Hassan & 4 others v Kenya Wildlife Service [1996] KEHC 89 (KLR) | Temporary Injunctions | Esheria

Hassan & 4 others v Kenya Wildlife Service [1996] KEHC 89 (KLR)

Full Case Text

REPUBLIC OF KENYA

IN THE HIGH COURT OF KENYA AT NAIROBI

CIVIL DIVISION

CIVIL CASE NO 2959 OF 1996

Hassan & 4 others

v

Kenya Wildlife Service

Injunction– temporary injunction – principles that guide the court ingranting an injunction – grant of injunction against removal of a rareand endangered species from its natural habitat - preservation of wildanimals in their natural habitat.

Wildlife –statutory powers of Kenya Wildlife Service – Wildlife (Conservation & Management) Act (cap 386) section 3A (d) (e) (f) The applicants sought orders to restrain the respondent from removing and or dislocating a rare and endangered animal called the Hirola from its natural habitat in Arawale to the Tsavo National Park on the grounds that it was a gift to the people of the area and should be left there. The respondent contended that the application was seeking to curtail the respondent from carrying out its express statutory mandate.

Held:

1. Section 3A (d) (e) (f) of the Wildlife (Conservation & Management) Act empowers the respondents to conserve wild animals in their natural habitat.

2. The respondents would be acting outside its powers if it were to move the animals away from their natural habitat without the express consent of those entitled to the fruits of the land which includes flora and fauna

3. If the animals were to be moved to a new habitat it was not known whether they would survive so as to be returned to their natural habitat in case this suit was successful.

Temporary injunction granted.

Cases

Giella v Cassman Brown and Co Ltd[1973] EA 358

Statutes

1. Constitution of Kenya section 115 (1)

2. Wildlife (Conservation and Management) Act (Cap 376) section 3A (d), (e), (f)

August 29, 1996, Mbito Jdelivered the following Ruling. By this application filed on 19th August, 1996, the plaintiffs seek orders restraining the defendant from removing, dislocating and/or distreslocating or in any other way moving a rare and endangered animal called “the Hirola” from its natural habitat in Arawale to the Tsavo National Park or any other place or destination on the grounds inter alia that it is a gift to the people of the area and should be left there. The defendant however contends that the injunction should not be granted and/or should be lifted as inter alia the application was seeking to curtail the respondent from carrying out its express statutory mandate.

The principles on which the court acts in such applications are now well settled. According to the case of Giella vs Cassman Brown and Co Ltd [1973] EA 358, in dealing with such applications, first the applicant should show prima facie case with a likelihood of success. Secondly, it should be shown that the applicant is likely to suffer an injury which cannot be adequately compensated by damages if the injunction is not granted.

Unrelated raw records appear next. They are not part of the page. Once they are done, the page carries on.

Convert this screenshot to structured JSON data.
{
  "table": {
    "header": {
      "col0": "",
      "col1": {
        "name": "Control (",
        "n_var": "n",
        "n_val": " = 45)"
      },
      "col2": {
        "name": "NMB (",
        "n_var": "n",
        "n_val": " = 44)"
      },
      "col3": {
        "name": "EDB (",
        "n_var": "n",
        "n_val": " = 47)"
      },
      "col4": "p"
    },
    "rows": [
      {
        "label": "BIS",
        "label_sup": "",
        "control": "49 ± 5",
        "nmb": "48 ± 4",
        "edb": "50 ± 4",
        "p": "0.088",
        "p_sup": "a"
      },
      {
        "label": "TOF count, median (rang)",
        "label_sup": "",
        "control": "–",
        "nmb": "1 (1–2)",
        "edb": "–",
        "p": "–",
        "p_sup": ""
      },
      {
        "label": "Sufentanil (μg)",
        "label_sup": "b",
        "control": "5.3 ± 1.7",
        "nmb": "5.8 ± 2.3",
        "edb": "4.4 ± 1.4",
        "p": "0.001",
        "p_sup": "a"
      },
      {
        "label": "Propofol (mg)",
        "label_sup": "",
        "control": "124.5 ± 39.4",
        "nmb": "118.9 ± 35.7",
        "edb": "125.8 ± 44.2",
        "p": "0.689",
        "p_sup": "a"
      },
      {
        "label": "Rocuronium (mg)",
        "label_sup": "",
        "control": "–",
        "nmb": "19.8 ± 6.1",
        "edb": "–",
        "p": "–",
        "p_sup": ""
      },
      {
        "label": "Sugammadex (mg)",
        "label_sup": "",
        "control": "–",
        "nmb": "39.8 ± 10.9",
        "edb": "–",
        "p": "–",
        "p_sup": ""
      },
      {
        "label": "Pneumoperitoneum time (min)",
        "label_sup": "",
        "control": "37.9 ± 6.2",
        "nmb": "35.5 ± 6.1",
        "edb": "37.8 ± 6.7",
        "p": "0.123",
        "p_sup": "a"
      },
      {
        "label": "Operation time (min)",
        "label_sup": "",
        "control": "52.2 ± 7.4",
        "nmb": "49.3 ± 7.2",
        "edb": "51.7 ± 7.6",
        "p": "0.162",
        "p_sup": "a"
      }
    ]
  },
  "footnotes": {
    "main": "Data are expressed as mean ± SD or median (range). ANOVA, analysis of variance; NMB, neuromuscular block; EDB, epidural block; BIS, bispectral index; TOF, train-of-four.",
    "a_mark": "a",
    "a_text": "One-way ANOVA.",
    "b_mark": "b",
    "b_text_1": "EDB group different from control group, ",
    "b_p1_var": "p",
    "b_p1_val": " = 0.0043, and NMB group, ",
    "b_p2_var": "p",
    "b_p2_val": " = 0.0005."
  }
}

Finally that if there is some doubt, the court should act on balance of convenience.  On the first principle on which the court acts, it is observed that according to common law and/or customary law of the inhabitants of this country, those entitled to the use of the land are also entitled to the fruits thereof which include the fauna and flora unless this has been negated by law. A perusal of the Constitution, which is the supreme law of this country, only shows that minerals and oils are excluded from the ownership of those entitled to use of any given land. See section 115(1) of the constitution. A perusal of the Wildlife (Conservation and Management)

Act as amended by Act 16 of 1989 shows that the defendant by virtue of s3A and in particular 3A (d) (e) (f) when read together or separately hereby entitle the respondent to conserve the wild animals in their natural state.  It does not entitle it to translocate them. It would therefore appear that the respondent would be acting outside its powers if it were to move any animals or plants away from their natural habitat without the express consent of those entitled to the fruits of the earth on which the animals live. Consequently in this court’s view, as the respondent is trying to deplete through translocation the applicants heritage of fruits of the land of which they are entitled to through the County Council trust, they are entitled to maintain this suit and have shown a prima facie case with a likelihood of success.

On injury and/or balance of convenience, I need not really be labour the point. If the animals are removed to a new habitat which they are not used to, it is not known if they would survive so as to be returned to their natural habitat if the case is successful. On the other hand if they are conserved at their natural habitat until the suit is heard, they would still be available for translocation to the proposed new habitat if it is found that the case is misconceived. In view of the above findings, I am satisfied that the applicants have made out a case for grant of an injunction. I therefore hereby grant prayers 4 and 5 of the chamber summons filed herein on 19th August, 1996 in so far as they relate to translocation of the Hirolas from their natural habitat of Arawale nature reserve of Garissa District.

The costs hereof shall be in the cause. Orders accordingly.